Like everyone's favorite Mean Girl, Gretchen Wieners, I live in a perpetual state of hope that my awesome ideas will catch on and become part of everyday life. Though, unlike Gretchen Wieners, my aspirations aren’t wrapped up in the idea of initiating the casual slang trends adopted by my peers. They're actually about how much I can get done during during naptime. I think it would be so fetch to actually be productive while he sleeps, but the reality? It never quite happens the way I dream it will. The sinking feeling of hearing him wake up on the monitor after I’ve squandered away the last 20 minutes reading about what the cast of Pitch Perfect 2 is up to (congrats, Skylar and Anna!) is one of my least favorite parts of motherhood. For the record, it's not that I'm mad my son is waking up (because that means it's snuggle time), I'm irked because I didn't make better use of the little free time I have. And please let's not talk about how someday he will stop napping, because right now his extra sleep keeps me just as sane as it does him.
Anyway, in case there’s anyone out there who also struggles with getting it all done you’re not alone. Allow me to share what nap time looks like at my house:
The Goal: All The Chores
What you say you’re going to do: Complete the entirety of your chore list, from "Add Soap To Dishwasher" all the way down to "Zip Up Small Suitcases Into Big Suitcases."

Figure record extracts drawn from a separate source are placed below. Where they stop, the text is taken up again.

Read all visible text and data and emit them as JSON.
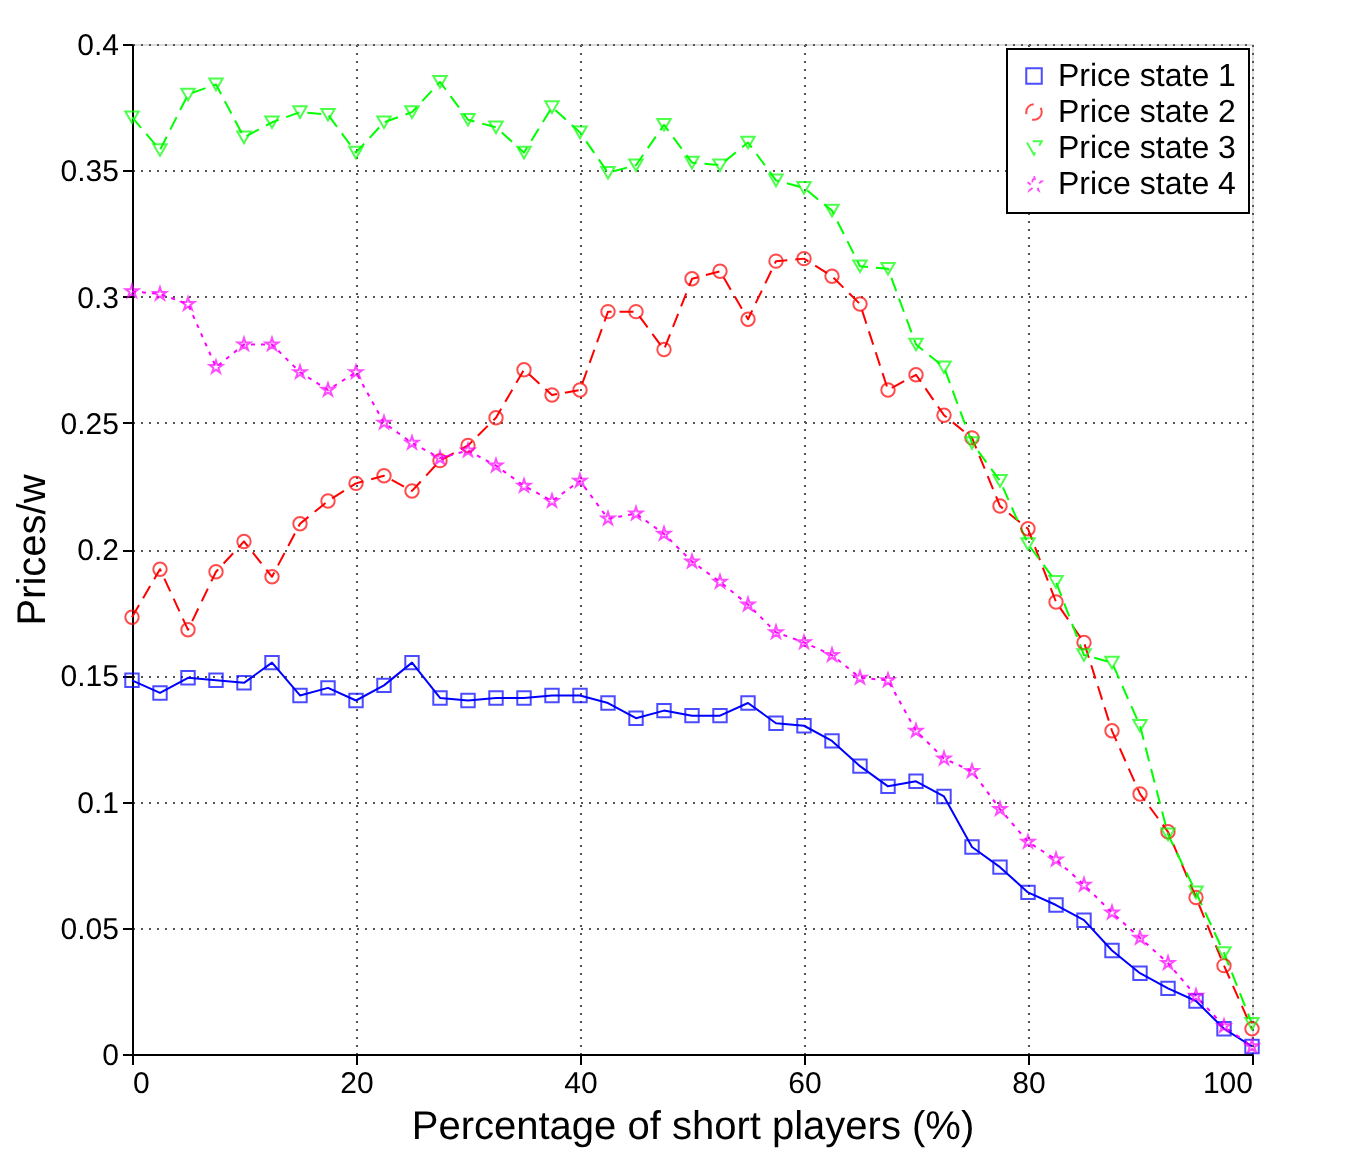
{
  "chart_data": {
    "type": "line",
    "xlabel": "Percentage of short players (%)",
    "ylabel": "Prices/w",
    "x": [
      0,
      2.5,
      5,
      7.5,
      10,
      12.5,
      15,
      17.5,
      20,
      22.5,
      25,
      27.5,
      30,
      32.5,
      35,
      37.5,
      40,
      42.5,
      45,
      47.5,
      50,
      52.5,
      55,
      57.5,
      60,
      62.5,
      65,
      67.5,
      70,
      72.5,
      75,
      77.5,
      80,
      82.5,
      85,
      87.5,
      90,
      92.5,
      95,
      97.5,
      100
    ],
    "series": [
      {
        "name": "Price state 1",
        "color": "#0000ff",
        "marker": "square",
        "line_style": "solid",
        "values": [
          0.148,
          0.143,
          0.149,
          0.148,
          0.147,
          0.155,
          0.142,
          0.145,
          0.14,
          0.146,
          0.155,
          0.141,
          0.14,
          0.141,
          0.141,
          0.142,
          0.142,
          0.139,
          0.133,
          0.136,
          0.134,
          0.134,
          0.139,
          0.131,
          0.13,
          0.124,
          0.114,
          0.106,
          0.108,
          0.102,
          0.082,
          0.074,
          0.064,
          0.059,
          0.053,
          0.041,
          0.032,
          0.026,
          0.021,
          0.01,
          0.003
        ]
      },
      {
        "name": "Price state 2",
        "color": "#ff0000",
        "marker": "circle",
        "line_style": "dashed",
        "values": [
          0.173,
          0.192,
          0.168,
          0.191,
          0.203,
          0.189,
          0.21,
          0.219,
          0.226,
          0.229,
          0.223,
          0.235,
          0.241,
          0.252,
          0.271,
          0.261,
          0.263,
          0.294,
          0.294,
          0.279,
          0.307,
          0.31,
          0.291,
          0.314,
          0.315,
          0.308,
          0.297,
          0.263,
          0.269,
          0.253,
          0.244,
          0.217,
          0.208,
          0.179,
          0.163,
          0.128,
          0.103,
          0.088,
          0.062,
          0.035,
          0.01
        ]
      },
      {
        "name": "Price state 3",
        "color": "#00ff00",
        "marker": "triangle",
        "line_style": "dashed",
        "values": [
          0.371,
          0.358,
          0.38,
          0.384,
          0.363,
          0.369,
          0.373,
          0.372,
          0.357,
          0.369,
          0.373,
          0.385,
          0.37,
          0.367,
          0.357,
          0.375,
          0.365,
          0.349,
          0.352,
          0.368,
          0.353,
          0.352,
          0.361,
          0.346,
          0.343,
          0.334,
          0.312,
          0.311,
          0.281,
          0.272,
          0.242,
          0.227,
          0.202,
          0.187,
          0.158,
          0.155,
          0.13,
          0.087,
          0.064,
          0.04,
          0.012
        ]
      },
      {
        "name": "Price state 4",
        "color": "#ff00ff",
        "marker": "star",
        "line_style": "dotted",
        "values": [
          0.302,
          0.301,
          0.297,
          0.272,
          0.281,
          0.281,
          0.27,
          0.263,
          0.27,
          0.25,
          0.242,
          0.236,
          0.239,
          0.233,
          0.225,
          0.219,
          0.227,
          0.212,
          0.214,
          0.206,
          0.195,
          0.187,
          0.178,
          0.167,
          0.163,
          0.158,
          0.149,
          0.148,
          0.128,
          0.117,
          0.112,
          0.097,
          0.084,
          0.077,
          0.067,
          0.056,
          0.046,
          0.036,
          0.023,
          0.011,
          0.003
        ]
      }
    ],
    "xlim": [
      0,
      100
    ],
    "xticks": [
      0,
      20,
      40,
      60,
      80,
      100
    ],
    "ylim": [
      0,
      0.4
    ],
    "yticks": [
      0,
      0.05,
      0.1,
      0.15,
      0.2,
      0.25,
      0.3,
      0.35,
      0.4
    ],
    "grid": true,
    "legend": "top right"
  }
}
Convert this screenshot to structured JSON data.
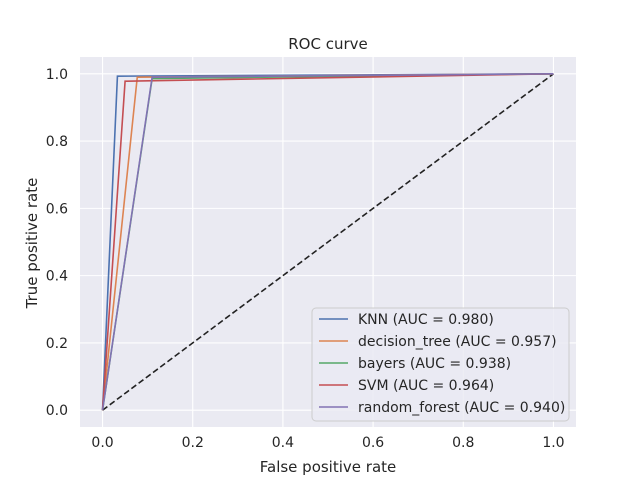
{
  "chart_data": {
    "type": "line",
    "title": "ROC curve",
    "xlabel": "False positive rate",
    "ylabel": "True positive rate",
    "xlim": [
      -0.05,
      1.05
    ],
    "ylim": [
      -0.05,
      1.05
    ],
    "xticks": [
      0.0,
      0.2,
      0.4,
      0.6,
      0.8,
      1.0
    ],
    "yticks": [
      0.0,
      0.2,
      0.4,
      0.6,
      0.8,
      1.0
    ],
    "tick_labels": [
      "0.0",
      "0.2",
      "0.4",
      "0.6",
      "0.8",
      "1.0"
    ],
    "grid": true,
    "legend_position": "lower-right",
    "background": "#eaeaf2",
    "series": [
      {
        "name": "KNN (AUC = 0.980)",
        "color": "#4c72b0",
        "x": [
          0.0,
          0.033,
          1.0
        ],
        "y": [
          0.0,
          0.993,
          1.0
        ]
      },
      {
        "name": "decision_tree (AUC = 0.957)",
        "color": "#dd8452",
        "x": [
          0.0,
          0.077,
          1.0
        ],
        "y": [
          0.0,
          0.99,
          1.0
        ]
      },
      {
        "name": "bayers (AUC = 0.938)",
        "color": "#55a868",
        "x": [
          0.0,
          0.11,
          1.0
        ],
        "y": [
          0.0,
          0.986,
          1.0
        ]
      },
      {
        "name": "SVM (AUC = 0.964)",
        "color": "#c44e52",
        "x": [
          0.0,
          0.05,
          1.0
        ],
        "y": [
          0.0,
          0.978,
          1.0
        ]
      },
      {
        "name": "random_forest (AUC = 0.940)",
        "color": "#8172b3",
        "x": [
          0.0,
          0.11,
          1.0
        ],
        "y": [
          0.0,
          0.99,
          1.0
        ]
      }
    ],
    "reference_line": {
      "x": [
        0.0,
        1.0
      ],
      "y": [
        0.0,
        1.0
      ],
      "color": "#222222",
      "style": "dashed"
    }
  }
}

What you actually do: Look at the dishes in the sink, but then walk into the other room. Do a few minor tasks, like open some mail and move car keys.
The Goal: Send Emails And Get Some Work Done
What you say you’re going to do: Respond to all the pending messages in your inbox, sort them into files, and never again let your unread total get that high again.
What you actually do: browse social media, go down Internet rabbit hole to figure out what happened to the guy you sat next to in your 11th grade math class. Send one email to your mom about how cute your son looks in his overalls that day.
The Goal: Call People About Important Things
What you say you’re going to do: Make calls about things like bills, doctors appointments, and dental cleanings.
What you actually do: Make zero phone calls, but you do think about how much you don't like phone calls. Text your friend about it.
The Goal: Hygiene
What you say you’re going to do: Take a quick shower.
What you actually do: Take a long, hot shower and savor ever minute (minus the few when you lean your dripping head out to check the baby monitor).
The Goal: Take A Breather
What you say you’re going to do: Sit and relax for, like, one minute before you get up again.
What you actually do: Fall asleep.
The Goal: Prep Dinner
What you say you’re going to do: Rinse some veggies, slice something, make a sauce from scratch, and save all of it in BPA-free containers.
What you actually do: Eat some delicious snacks.
The Goal: Finish Your Amazon Prime Order
What you say you’re going to do: Order super-important things you need, like gel pens, diaper pail liners, and K-Cups.
What you actually do: Brush the dirt off your shoulder becasue you actually nail this one.
The Goal: Pick Up All The Books And Toys Your Kiddo Left Out
What you say you’re going to do: Put everything in the proper places, perhaps start a donation pile since who really needs that many board books about fish?
What you actually do: Push everything into the corner and feel pretty good about it
The Goal: Feel Human Again
What you say you’re going to do: Read a book, paint your nails, flip through a magazine, whatever you need to do to feel like you.
What you actually do: Stare lovingly at the blurry black and white baby monitor image of your child snoozing, listen to him breathe heavily.